Over a number of years, the researchers developed an MRI technique that corrects for breathing and beating heart motion to visualize coronary wall thickness. Using this technique, they assessed the association between vessel wall thickness (VWT) and early CAD in 124 adults (62 women and 62 men, average age 45) with low or intermediate Framingham scores. All patients underwent CCTA to score their disease, then 3-tesla MRI to measure coronary wall thickness. The group also tracked the following CAD measures:
- Segment involvement score (SIS)
- Segment stenosis score (SSS)
- Segment volume score (SVS)
The team found that in young women -- beyond the CAD risk score and traditional risk factors such as age -- VWT of 1.41 mm or higher indicated substantial CAD.
"In women, vessel wall thickness was the only statistically significant independent variable associated with SIS and SVS at both univariable and multivariable regression analyses," the group wrote. "The VWT cutoff that was associated with a greater than 50% likelihood of SIS greater than 5 and an SSS greater than 5 was 1.41 mm."
A: Cardiac MRI in a 46-year-old asymptomatic woman shows measured vessel wall thickness of 1.3 mm (black arrows). B: CT angiography shows noncalcified plaque (white arrow) in the proximal left anterior descending coronary artery. C: Cardiac MRI in a 44-year-old asymptomatic woman shows thicker coronary vessel wall (black arrows). D: CT angiography shows coronary artery disease (white arrows). Courtesy of the Radiological Society of North America.
The fact that MRI of vessel wall thickness proved to be a strong independent factor of heart disease in young women is a promising study finding that could positively influence patient care, the team noted.
"The low prevalence of stenotic CAD by using angiography or coronary CT angiography highlights the distinctive nature of coronary atherosclerosis in women and the limitation of luminography-based methods for identifying VWT as a surrogate for subclinical atherosclerosis," the group wrote. "Our data are a step forward in identifying a noninvasive MRI technique as a potential modifier for use in CAD assessment, particularly in young women."
Not only could this MRI technique help clinicians better understand CAD in general, and specifically how it manifests in women, but also it could help them make more informed treatment decisions, corresponding author Dr.
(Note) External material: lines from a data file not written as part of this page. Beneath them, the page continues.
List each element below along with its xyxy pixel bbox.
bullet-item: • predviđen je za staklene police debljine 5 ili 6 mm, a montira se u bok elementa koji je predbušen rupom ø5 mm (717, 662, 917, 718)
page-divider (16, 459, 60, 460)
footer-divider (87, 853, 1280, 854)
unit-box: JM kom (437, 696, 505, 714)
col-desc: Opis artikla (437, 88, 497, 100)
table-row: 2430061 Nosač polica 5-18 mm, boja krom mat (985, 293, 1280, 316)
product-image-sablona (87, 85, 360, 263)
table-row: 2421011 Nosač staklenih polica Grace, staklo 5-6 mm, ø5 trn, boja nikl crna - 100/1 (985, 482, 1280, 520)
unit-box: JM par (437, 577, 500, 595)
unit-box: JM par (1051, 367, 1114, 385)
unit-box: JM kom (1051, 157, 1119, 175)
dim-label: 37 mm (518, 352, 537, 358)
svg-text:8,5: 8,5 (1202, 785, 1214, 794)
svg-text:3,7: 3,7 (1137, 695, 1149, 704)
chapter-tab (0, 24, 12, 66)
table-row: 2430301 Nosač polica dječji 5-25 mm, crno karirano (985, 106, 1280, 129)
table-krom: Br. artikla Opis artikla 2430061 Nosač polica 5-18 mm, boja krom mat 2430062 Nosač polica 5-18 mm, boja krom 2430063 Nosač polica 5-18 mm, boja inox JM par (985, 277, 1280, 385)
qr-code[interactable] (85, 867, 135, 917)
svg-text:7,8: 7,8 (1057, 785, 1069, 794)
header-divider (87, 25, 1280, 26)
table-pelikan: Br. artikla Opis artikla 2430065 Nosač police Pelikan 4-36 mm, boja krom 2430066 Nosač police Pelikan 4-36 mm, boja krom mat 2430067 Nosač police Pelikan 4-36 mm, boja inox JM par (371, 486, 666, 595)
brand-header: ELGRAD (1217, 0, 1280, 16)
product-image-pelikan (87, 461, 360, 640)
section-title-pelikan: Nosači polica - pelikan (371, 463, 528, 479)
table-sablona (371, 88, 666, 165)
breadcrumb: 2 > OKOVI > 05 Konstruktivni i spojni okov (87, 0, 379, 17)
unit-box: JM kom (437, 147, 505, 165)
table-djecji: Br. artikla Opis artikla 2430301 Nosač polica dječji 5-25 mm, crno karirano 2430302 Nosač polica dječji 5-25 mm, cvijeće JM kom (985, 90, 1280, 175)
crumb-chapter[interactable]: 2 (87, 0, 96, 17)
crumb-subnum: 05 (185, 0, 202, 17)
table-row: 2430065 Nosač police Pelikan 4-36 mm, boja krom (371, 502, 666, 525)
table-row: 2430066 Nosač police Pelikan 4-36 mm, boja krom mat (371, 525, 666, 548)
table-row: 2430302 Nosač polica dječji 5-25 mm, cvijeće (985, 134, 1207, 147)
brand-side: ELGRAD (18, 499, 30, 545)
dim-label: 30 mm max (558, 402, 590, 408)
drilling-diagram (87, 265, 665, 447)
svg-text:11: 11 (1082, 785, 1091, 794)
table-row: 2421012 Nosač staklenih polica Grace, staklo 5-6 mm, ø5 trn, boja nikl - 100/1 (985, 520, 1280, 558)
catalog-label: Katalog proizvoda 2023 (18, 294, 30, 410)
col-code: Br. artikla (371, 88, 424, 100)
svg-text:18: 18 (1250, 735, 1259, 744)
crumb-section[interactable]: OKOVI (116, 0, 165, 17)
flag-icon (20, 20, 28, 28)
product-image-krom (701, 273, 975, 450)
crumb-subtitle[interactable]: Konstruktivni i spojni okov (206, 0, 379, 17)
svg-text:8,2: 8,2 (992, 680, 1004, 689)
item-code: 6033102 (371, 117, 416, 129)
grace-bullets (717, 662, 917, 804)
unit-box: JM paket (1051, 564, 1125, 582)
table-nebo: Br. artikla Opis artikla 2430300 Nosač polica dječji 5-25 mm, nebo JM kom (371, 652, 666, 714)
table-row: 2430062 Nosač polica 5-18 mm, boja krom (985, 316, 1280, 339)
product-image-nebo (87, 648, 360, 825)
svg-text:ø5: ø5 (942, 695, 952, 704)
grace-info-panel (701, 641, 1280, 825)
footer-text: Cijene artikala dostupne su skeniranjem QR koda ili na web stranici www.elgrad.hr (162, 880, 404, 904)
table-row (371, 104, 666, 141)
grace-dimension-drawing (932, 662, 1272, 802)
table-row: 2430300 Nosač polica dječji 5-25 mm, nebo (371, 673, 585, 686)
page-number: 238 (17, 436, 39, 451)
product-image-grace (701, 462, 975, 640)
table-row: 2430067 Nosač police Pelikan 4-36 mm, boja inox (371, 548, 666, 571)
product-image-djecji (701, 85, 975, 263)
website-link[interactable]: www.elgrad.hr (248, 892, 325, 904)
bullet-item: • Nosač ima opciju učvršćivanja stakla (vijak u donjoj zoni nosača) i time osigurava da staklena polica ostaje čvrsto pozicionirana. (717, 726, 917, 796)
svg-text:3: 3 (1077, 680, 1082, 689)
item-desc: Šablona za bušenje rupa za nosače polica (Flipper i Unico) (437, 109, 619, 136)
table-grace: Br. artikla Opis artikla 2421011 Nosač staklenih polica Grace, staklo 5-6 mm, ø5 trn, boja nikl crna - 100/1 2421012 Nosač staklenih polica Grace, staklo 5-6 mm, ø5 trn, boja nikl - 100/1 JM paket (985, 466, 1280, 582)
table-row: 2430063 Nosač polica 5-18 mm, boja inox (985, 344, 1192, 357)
Ahmed Gharib told AuntMinnie.com.
"This technique has the potential to help clinicians monitor therapy noninvasively," he said. "CAD treatment doesn't always mean medicine -- it can be changing one's eating or exercise habits as well. We could use MRI to assess what works for particular patients. The fact that it catches CAD early, before the coronary vessels have had a chance to narrow, could translate into more time to find the best way to treat CAD in the individual patient."